Charley turned around. “Jim,” he said mildly, “I don’t want to argue about it… I want to get my share of what Ma left in cash as soon as you and Mr. Goldberg can fix it up… I got somethin’ about airplane motors that’ll make any old Ford agency look like thirty cents.”
“But I want to put Ma’s money in on a sure thing. The Ford car is the safest investment in the world, isn’t that so, Mr. Goldberg?”
“You certainly see them everywhere. Perhaps the young man would wait and think things over a little… I can make the preliminary steps…”
“Preliminary nothing. I want to get what I can out right now. If you can’t do it I’ll go and get another lawyer who will.”
Charley picked up his hat and coat and walked out.
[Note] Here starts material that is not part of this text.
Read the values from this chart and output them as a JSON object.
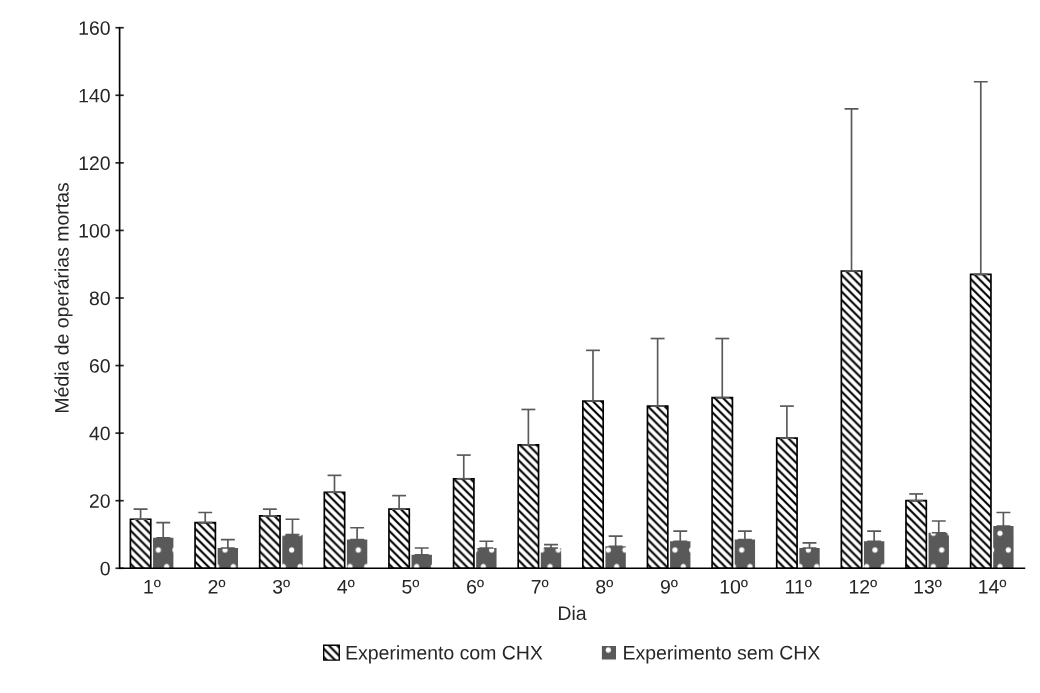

Next morning Charley turned up at breakfast in his overalls as usual. Jim told him he didn’t want him doing any work in his business, seeing the way he felt about it. Charley went back upstairs to his room and lay down on the bed. When Hedwig came in to make it up she said, “Oh, are you still here?” and went out slamming the door after her. He could hear her slamming and banging things around the house as she and Aunt Hartmann did the housework.
About the middle of the morning Charley went down to where Jim sat worrying over his books at the desk in the office. “Jim, I want to talk to you.” Jim took off his glasses and looked up at him. “Well, what’s on your mind?” he asked, cutting off his words the way he had. Charley said he’d sign a power of attorney for Jim if he’d lend him five hundred dollars right away. Then maybe later if the airplane proposition looked good he’d let Jim in on it. Jim made a sour face at that. “All right,” said Charley. “Make it four hundred. I got to get out of this dump.”
Jim rose to his feet slowly. He was so pale Charley thought he must be sick. “Well, if you can’t get it into your head what I’m up against… you can’t and to hell with you… All right, you and me are through… He dwig will have to borrow it at the bank in her name… I’m up to my neck.”
“Fix it any way you like,” said Charley. “I got to get out of here.”
It was lucky the phone rang when it did or Charley and Jim would have taken a poke at each other. Charley answered it. It was Emiscah. She said she’d been over in St. Paul and had seen him on the street yesterday and that he’d just said he was going to be out of town to give her the air, and he had to come over tonight or she didn’t know what she’d do, he wouldn’t want her to kill herself, would he? He got all balled up, what with rowing with Jim and everything and ended by telling her he’d come. By the time he was through talking Jim had walked into the salesroom and was chinning with a customer, all smiles.
Going over on the trolley he decided he’d tell her he’d got married to a French girl during the war but when he got up to her flat he didn’t know what to say, she looked so thin and pale. He took her out to a dancehall. It made him feel bad how happy she acted, as if everything was fixed up again between them. When he left her he made a date for the next week.
Before that day came he was off for Chi. He didn’t begin to feel really good until he’d transferred across town and was on the New York train. He had a letter in his pocket from Joe Askew telling him Joe would be in town to meet him. He had what was left of the three hundred berries Hedwig coughed up after deducting his board and lodging all winter at ten dollars a week. But on the New York train he stopped thinking about all that and about Emiscah and the mean time he’d had and let himself think about New York and airplane motors and Doris Humphries.
When he woke up in the morning in the lower berth he pushed up the shade and looked out; the train was going through the Pennsylvania hills, the fields were freshplowed, some of the trees had a little fuzz of green on them. In a farmyard a flock of yellow chickens were picking around under a peartree in bloom. “By God,” he said aloud, “I’m through with the sticks.”